The Government is to provide new and upgraded equipment for the Army, Naval Service and Air Corps, including new aircraft, naval ships and armoured personnel carriers.
The White Paper on Defence is being published today and will outline the Government’s policy on defence for the next ten years.
It will set out the role of the Defence Forces nationally and internationally.
The plan also commits to doubling the number of women in the Defence Forces, increasing the strength of the Army Ranger wing and establishing new units to travel to conflict zones where gender-based violence is part of warfare.
A new Institute for Peace and Support and Leadership Training is also to be set up at the Curragh and a new employment support scheme is to be established for young people from disadvantaged areas.
A new process of fixed-cycle defence reviews is to be established and the strength of the permanent Defence Forces is to be brought up to and maintained at 9,500.
Running to almost 200 pages, the document commits to new and upgraded equipment including new armoured personnel carriers for the Army, the replacement of the Cessna and Casa aircraft for the Air Corps and three new ships for the navy, at least one with the increased capacity to carry a helicopter.
It includes a plan to develop specialist units in conjunction with gardaí to work in countries where gender based violence such as rape and physical and sexual intimidation are used as weapons of warfare.
Minister for Defence Simon Coveney has said Ireland has been under-investing in security for some time and that our expenditure in this area is the second lowest in Europe.
Speaking on RTÉ's Morning Ireland, the minister said the White Paper on Defence, will set out how spending is to be increased and how the defence forces will expand and grow over time.
Mr Coveney said Ireland now faces much more complex defence challenges than in previous times, such as international terrorism, radicalisation, mass migration internationally, cyber security and the threats of rapidly changing technologies.
"Traditionally Ireland has taken a view that everybody likes the Irish, so therefore there's no military threat to Ireland.
"And I think traditionally, our focus on defence has been related to Northern Ireland and the troubles there and international peace keeping."

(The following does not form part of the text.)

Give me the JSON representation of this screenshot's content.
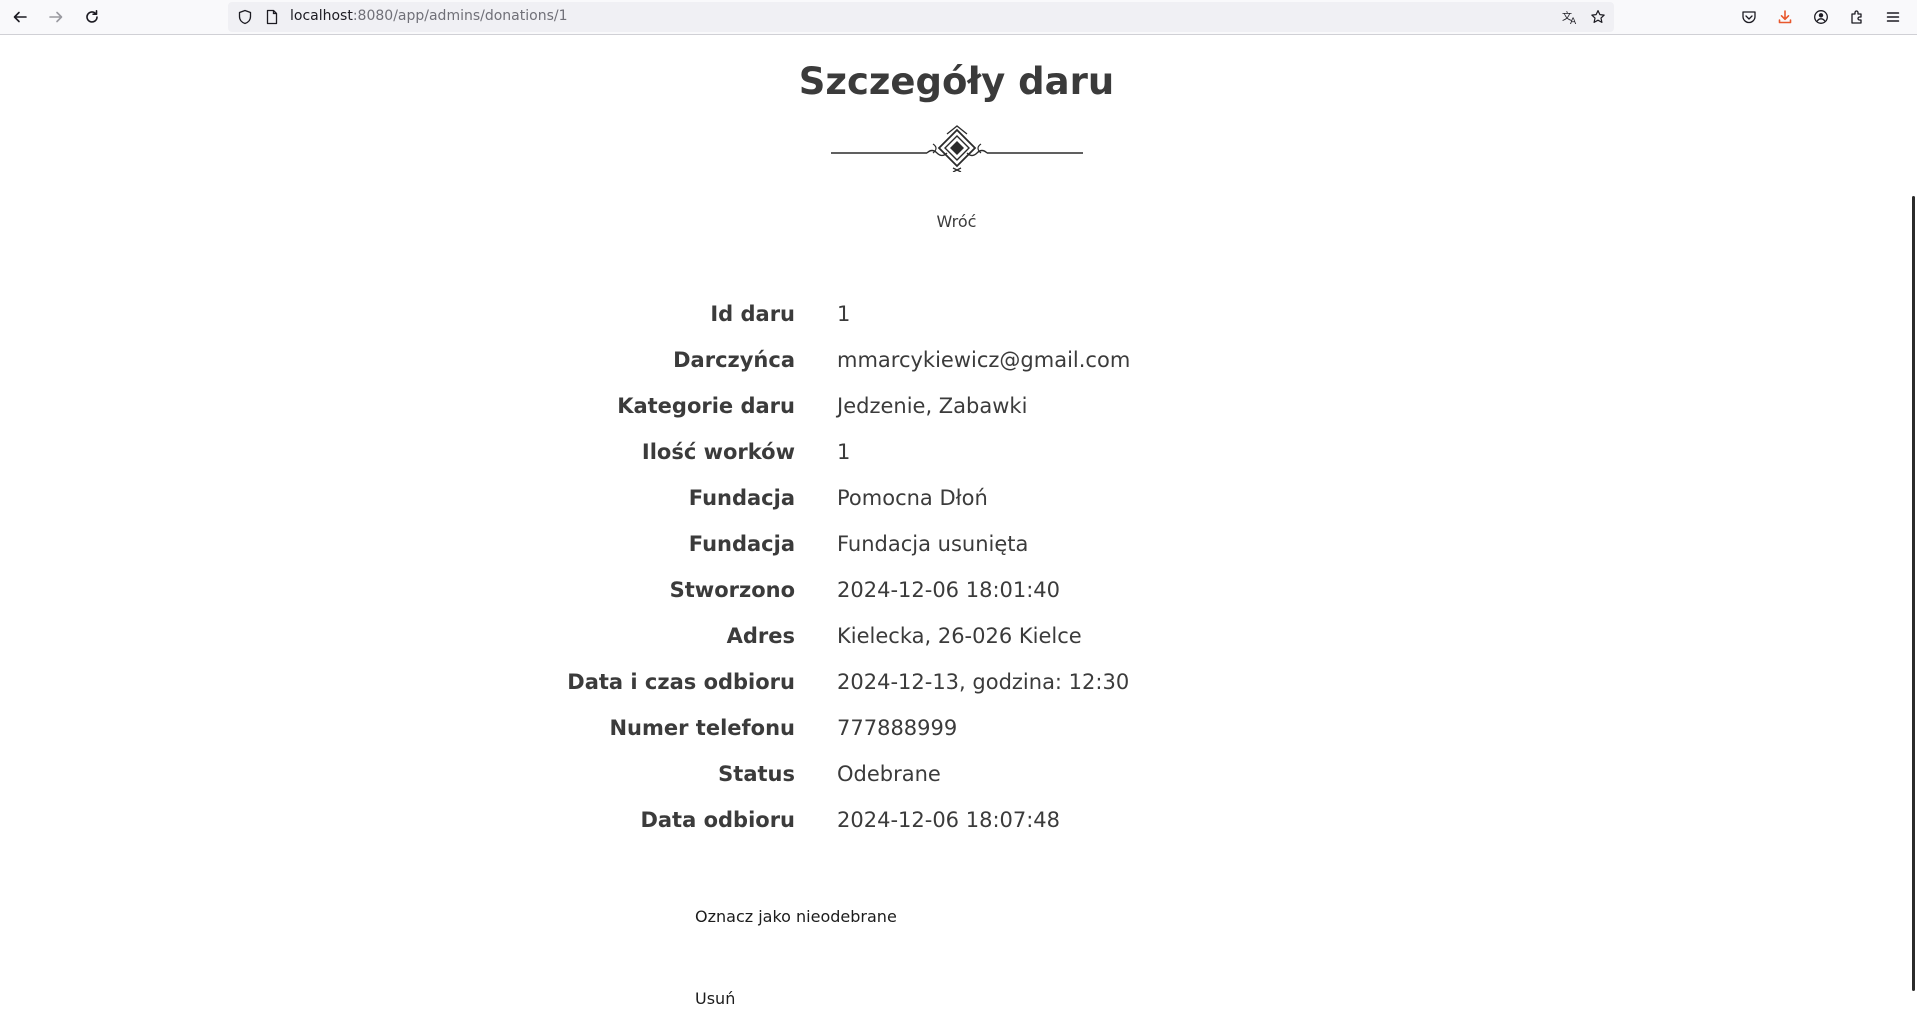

The minister said there is also the need for the defence capacity to be increased here and abroad.
He added that there is an active recruitment program in place which is specifically aimed at trying to attract more women into the force.
Security Analyst Tom Clonan said a "brain drain" from the Defence Forces needs to be addressed.
Speaking on the same programme, the former Army officer said there has been a difficulty in retaining officers in the recent past, due to pension erosion, and some staff being asked to retire in their 40s and 50s.
He said there is a difficulty in retaining staff in the Army and that it is losing very special skill sets such as bomb disposal personnel at a very high rate.